Interrompamos aqui a análise do
significado da solidão original do homem. Retomá-la-emos daqui a uma semana.
***
Saudações
Aos participantes na XXVII Assembleia geral da União das Superioras-Maiores
da Itália (USMI)
Estão presentes na Audiência
cerca de 600 Superioras-Gerais e Provinciais, que participam na XXVII
Assembleia geral da União das Superioras-Maiores da Itália (USMI) subordinada
ao tema: "Presença pastoral dos religiosos na Igreja hoje na Itália e o seu
carisma específico".
Agradeço a vossa presença, tão
significativa e merecedora de uma Audiência particular. Infelizmente os
múltiplos e fatigantes compromissos deste período de tempo não mo permitiram.
Exorto-vos, caríssimas Irmãs, a
meditar sempre, com amor e com generosidade, nos grandes documentos que dizem
respeito à vossa vida: o capítulo sexto da Constituição Conciliar Lumen
Gentium, o Decreto Perfectae Caritatis e a Carta Apostólica Evangelica
Testificatio. Aquilo que maiormente tinha a peito comunicar-vos e a todas as
Religiosas, manifestei-o recentemente nos discursos que pronunciei a 1 de
Outubro em Maynooth na Irlanda, e a 7 de Outubro no Santuário da Imaculada
Conceição, em Washington.
Agora, gostaria apenas de
sugerir, a vós Superioras, a firmeza e a delicadeza necessárias neste momento.
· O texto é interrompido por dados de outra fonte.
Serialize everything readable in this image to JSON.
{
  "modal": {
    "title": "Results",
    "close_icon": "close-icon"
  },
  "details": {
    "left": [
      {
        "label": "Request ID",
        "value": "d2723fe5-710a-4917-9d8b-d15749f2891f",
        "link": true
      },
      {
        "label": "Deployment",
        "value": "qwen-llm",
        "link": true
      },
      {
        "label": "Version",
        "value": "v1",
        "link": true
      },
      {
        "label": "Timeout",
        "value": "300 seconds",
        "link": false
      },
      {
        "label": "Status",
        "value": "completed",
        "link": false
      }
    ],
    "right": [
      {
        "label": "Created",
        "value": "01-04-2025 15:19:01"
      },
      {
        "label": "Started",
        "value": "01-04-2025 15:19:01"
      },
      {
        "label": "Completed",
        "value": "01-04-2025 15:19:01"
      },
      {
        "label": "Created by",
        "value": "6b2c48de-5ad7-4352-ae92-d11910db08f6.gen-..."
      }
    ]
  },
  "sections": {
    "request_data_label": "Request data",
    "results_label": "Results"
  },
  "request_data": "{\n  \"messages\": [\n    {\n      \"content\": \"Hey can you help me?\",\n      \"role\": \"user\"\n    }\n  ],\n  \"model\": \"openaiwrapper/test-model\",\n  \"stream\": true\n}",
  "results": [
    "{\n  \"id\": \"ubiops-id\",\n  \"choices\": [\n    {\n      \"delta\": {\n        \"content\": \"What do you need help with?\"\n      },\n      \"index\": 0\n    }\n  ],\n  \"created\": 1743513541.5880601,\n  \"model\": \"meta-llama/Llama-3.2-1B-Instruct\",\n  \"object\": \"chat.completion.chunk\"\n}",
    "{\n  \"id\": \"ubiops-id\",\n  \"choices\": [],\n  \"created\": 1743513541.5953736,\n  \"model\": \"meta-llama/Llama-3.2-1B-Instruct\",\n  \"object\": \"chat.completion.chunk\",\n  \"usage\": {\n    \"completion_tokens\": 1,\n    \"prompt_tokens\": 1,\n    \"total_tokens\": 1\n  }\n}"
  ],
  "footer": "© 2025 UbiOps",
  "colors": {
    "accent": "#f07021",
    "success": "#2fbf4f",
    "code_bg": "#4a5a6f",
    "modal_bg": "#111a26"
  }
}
Mostrai-vos principalmente mães, sensíveis e esclarecidas, nunca irritadas nem
de maneira alguma amarguradas, mas santamente intrépidas em sugerir a voz do
Vigário de Cristo, de modo que nenhuma irmã se sinta oprimida ou marginalizada,
mesmo no caso de ter errado.
Também a vós repito o que disse
na Irlanda:
"Deveis ser corajosas nas
vossas empresas apostólicas, não vos deixando abater nem deprimir pelas
dificuldades, pela diminuição de pessoal e pela insegurança do futuro.
Lembrai-vos sempre que o primeiro dever apostólico é a vossa santificação"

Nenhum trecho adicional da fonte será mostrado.